Diduga Intervensi Pemilihan DKM, Pengelola Apartemen Kalibata City Disorot

ERA.id - Jemaah Masjid Nurullah di Komplek Rumah Susun Kalibata City, Jakarta Selatan, memprotes dugaan intervensi P3SRS (Perhimpunan Pemilik dan Penghuni Satuan Rumah Susun) dalam proses pemilihan ketua Dewan Kemakmuran Masjid Nurullah.

Aktivis Masjid Nurullah, Herman Heriyadhie Endro mengatakan bahwa panitia pelaksana pemilihan Ketua DKM telah terbentuk secara sah melalui SK Nomor 18/DKMN/VI/2025.

Dia pun mempertanyakan sikap P3SRS Kalibata City yang diduga mendesak pembatalan SK Panitia dan memerintahkan penundaan pemilihan. "Otonomi organisasi keagamaan seharusnya bebas dari tekanan dan kepentingan eksternal," kata Herman, Senin (16/2/2026).

Dia juga menduga kalau Mohammad Mada Husein yang mengklaim memperoleh dukungan dari P3SRS, mengganti AD/ART yang sah dengan AD/ART baru demi melegitimasi posisinya sebagai ketua DKM Nurullah terpilih.

Senada, Sekretaris DKM Masjid Nurullah Kalibata City, Doni Suryantoro, menegaskan jika benar penggantian AD/ART terjadi, maka tindakan tersebut berpotensi melanggar prinsip-prinsip hukum organisasi dan asas legalitas.

Doni mengaku dalam perspektif hukum perdata, AD/ART merupakan bentuk perjanjian yang mengikat para anggota sebagaimana diatur dalam Kitab Undang-Undang Hukum Perdata Pasal 1338 ayat (1) yang menegaskan bahwa semua perjanjian yang dibuat secara sah berlaku sebagai undang-undang bagi mereka yang membuatnya.

"Perubahan sepihak terhadap AD/ART tanpa mekanisme yang sah dapat dikualifikasikan sebagai tindakan melawan hukum," bebernya.

"Intinya bila benar penunjukan Mohammad Mada Husein sebagai sebagai Ketua DKM pada 2 Agustus 2025, maka hal tersebut patut diduga sebagai tindakan yang cacat prosedural dan berpotensi cacat hukum," tandasnya.

Setidaknya, ada poin tuntutan jemaah:

1. Proses demokratis dalam organisasi keagamaan tidak boleh dibajak oleh kepentingan kekuasaan.

2. ⁠AD/ART bukan sekadar dokumen administratif, melainkan ruh dan konstitusi organisasi.

3. ⁠Segala bentuk intervensi eksternal terhadap proses pemilihan yang telah berjalan sah adalah preseden buruk bagi tata kelola organisasi dan supremasi hukum.

Lalu ada juga desakan sebagai berikut:

1. Dilakukan audit independen terhadap proses pemilihan Ketua DKM Masjid Nurrullah.
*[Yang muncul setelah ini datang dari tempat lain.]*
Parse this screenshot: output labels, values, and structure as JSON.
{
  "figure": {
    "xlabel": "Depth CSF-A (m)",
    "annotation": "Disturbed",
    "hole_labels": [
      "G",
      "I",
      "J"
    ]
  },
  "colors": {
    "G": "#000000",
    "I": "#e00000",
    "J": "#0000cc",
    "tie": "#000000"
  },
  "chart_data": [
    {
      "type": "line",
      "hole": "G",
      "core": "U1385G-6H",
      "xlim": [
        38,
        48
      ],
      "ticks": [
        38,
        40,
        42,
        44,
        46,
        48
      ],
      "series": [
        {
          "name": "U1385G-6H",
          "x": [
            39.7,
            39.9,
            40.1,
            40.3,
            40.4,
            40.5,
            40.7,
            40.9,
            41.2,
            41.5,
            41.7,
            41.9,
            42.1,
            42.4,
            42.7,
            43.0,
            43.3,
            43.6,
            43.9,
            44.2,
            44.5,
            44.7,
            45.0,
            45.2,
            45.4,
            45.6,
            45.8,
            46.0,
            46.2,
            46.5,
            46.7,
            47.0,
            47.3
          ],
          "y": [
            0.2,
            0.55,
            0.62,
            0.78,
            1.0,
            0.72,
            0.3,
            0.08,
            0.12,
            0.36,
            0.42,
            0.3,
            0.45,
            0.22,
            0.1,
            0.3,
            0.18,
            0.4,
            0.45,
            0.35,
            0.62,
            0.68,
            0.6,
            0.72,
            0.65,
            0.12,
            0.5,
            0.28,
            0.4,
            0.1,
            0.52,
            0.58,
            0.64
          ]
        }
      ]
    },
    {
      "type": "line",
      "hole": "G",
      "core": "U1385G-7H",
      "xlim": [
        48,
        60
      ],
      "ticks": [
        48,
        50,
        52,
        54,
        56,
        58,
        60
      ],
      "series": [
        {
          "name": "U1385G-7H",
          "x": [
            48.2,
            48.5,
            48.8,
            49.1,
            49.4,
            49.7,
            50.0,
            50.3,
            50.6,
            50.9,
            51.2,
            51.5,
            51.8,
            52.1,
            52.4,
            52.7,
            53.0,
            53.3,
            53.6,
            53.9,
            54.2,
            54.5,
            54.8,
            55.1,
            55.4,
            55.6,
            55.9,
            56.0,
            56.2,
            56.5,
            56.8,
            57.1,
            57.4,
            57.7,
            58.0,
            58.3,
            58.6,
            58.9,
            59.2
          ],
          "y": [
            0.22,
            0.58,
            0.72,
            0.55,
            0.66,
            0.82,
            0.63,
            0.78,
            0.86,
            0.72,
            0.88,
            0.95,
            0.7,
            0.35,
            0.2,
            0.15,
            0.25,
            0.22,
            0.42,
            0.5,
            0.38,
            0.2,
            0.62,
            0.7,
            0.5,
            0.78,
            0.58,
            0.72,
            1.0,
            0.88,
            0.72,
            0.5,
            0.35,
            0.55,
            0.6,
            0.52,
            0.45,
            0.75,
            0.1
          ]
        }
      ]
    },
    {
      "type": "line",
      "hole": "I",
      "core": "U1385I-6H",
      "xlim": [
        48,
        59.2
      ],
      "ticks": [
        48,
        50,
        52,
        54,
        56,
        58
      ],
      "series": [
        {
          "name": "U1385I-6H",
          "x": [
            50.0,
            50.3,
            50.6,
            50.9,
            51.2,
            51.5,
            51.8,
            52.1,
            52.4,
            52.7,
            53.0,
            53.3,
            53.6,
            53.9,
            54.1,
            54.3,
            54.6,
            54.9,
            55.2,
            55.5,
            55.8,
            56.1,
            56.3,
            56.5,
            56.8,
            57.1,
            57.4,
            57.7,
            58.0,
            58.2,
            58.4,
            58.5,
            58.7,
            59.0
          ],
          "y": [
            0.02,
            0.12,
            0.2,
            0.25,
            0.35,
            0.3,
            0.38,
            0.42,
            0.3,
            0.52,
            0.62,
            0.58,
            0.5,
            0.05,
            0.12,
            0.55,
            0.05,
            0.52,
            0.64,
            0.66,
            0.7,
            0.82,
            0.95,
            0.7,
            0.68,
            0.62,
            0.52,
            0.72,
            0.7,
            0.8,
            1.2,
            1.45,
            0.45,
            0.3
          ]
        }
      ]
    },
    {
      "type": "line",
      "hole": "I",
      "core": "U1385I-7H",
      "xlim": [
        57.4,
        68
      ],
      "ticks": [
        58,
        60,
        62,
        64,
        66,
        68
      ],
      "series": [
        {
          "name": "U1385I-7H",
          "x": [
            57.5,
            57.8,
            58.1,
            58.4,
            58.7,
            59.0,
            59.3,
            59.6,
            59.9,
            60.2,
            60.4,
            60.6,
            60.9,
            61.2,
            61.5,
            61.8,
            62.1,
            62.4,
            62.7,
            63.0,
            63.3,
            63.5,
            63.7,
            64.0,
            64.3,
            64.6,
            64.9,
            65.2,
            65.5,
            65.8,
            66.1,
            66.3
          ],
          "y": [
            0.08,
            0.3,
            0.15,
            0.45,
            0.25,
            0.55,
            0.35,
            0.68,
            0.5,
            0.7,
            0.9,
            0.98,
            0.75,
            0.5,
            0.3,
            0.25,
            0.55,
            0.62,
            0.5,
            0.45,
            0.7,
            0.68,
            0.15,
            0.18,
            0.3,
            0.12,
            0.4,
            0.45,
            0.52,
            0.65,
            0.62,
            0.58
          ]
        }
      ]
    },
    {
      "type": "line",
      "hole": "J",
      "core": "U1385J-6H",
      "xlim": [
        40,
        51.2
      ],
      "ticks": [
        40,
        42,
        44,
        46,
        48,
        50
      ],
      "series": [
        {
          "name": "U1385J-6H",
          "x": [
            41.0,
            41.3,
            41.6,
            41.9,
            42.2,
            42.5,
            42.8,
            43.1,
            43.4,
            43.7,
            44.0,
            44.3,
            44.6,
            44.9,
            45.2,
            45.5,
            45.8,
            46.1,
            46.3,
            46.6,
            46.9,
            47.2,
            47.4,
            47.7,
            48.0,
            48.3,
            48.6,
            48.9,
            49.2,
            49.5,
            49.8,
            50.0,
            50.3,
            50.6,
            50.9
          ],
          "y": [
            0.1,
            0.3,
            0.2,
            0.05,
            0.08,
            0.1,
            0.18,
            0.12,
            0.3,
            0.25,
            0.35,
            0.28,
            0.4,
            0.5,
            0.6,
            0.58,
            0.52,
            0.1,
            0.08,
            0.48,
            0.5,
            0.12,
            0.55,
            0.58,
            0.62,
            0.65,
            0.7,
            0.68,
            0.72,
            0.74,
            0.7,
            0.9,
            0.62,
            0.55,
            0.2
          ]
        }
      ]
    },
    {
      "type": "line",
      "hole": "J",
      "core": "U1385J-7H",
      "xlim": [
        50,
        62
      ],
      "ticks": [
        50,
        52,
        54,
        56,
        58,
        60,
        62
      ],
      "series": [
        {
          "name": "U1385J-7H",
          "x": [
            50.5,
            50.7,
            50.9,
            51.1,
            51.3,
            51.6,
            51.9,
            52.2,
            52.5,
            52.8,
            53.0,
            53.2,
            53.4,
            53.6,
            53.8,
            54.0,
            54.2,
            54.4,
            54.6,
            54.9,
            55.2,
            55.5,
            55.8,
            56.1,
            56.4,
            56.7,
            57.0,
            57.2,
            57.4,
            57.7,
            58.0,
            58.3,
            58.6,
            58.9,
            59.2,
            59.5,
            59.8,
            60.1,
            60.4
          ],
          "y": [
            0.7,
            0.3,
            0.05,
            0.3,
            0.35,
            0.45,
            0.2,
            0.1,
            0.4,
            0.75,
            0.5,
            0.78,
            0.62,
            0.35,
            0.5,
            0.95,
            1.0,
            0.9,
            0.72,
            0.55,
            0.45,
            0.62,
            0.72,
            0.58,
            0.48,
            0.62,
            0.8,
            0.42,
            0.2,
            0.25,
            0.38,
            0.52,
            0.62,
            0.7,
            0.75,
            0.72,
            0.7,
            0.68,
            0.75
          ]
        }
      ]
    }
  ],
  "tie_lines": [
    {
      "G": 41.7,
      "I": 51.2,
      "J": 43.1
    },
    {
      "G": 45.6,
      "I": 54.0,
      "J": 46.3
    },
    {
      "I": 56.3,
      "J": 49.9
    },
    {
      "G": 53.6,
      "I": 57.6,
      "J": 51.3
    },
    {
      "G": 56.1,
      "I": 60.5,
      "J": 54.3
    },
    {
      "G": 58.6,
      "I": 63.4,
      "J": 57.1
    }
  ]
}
2. ⁠Pemulihan proses sesuai AD/ART yang sah.

3. ⁠Penegakan prinsip legalitas, transparansi, dan akuntabilitas dalam setiap tahapan organisasi.

4. Meminta agar persoalan ini mendapatkan atensi yang serius dari Dewan Masjid Indonesia (DMI) untuk menghindari Mudhorot dan konflik yang meluas.

5. Meminta agar dilakukan audit independen keuangan Masjid Nurullah karena kami menduga telah terjadi penyelewengan dan penyalahgunaan keuangan Masjid.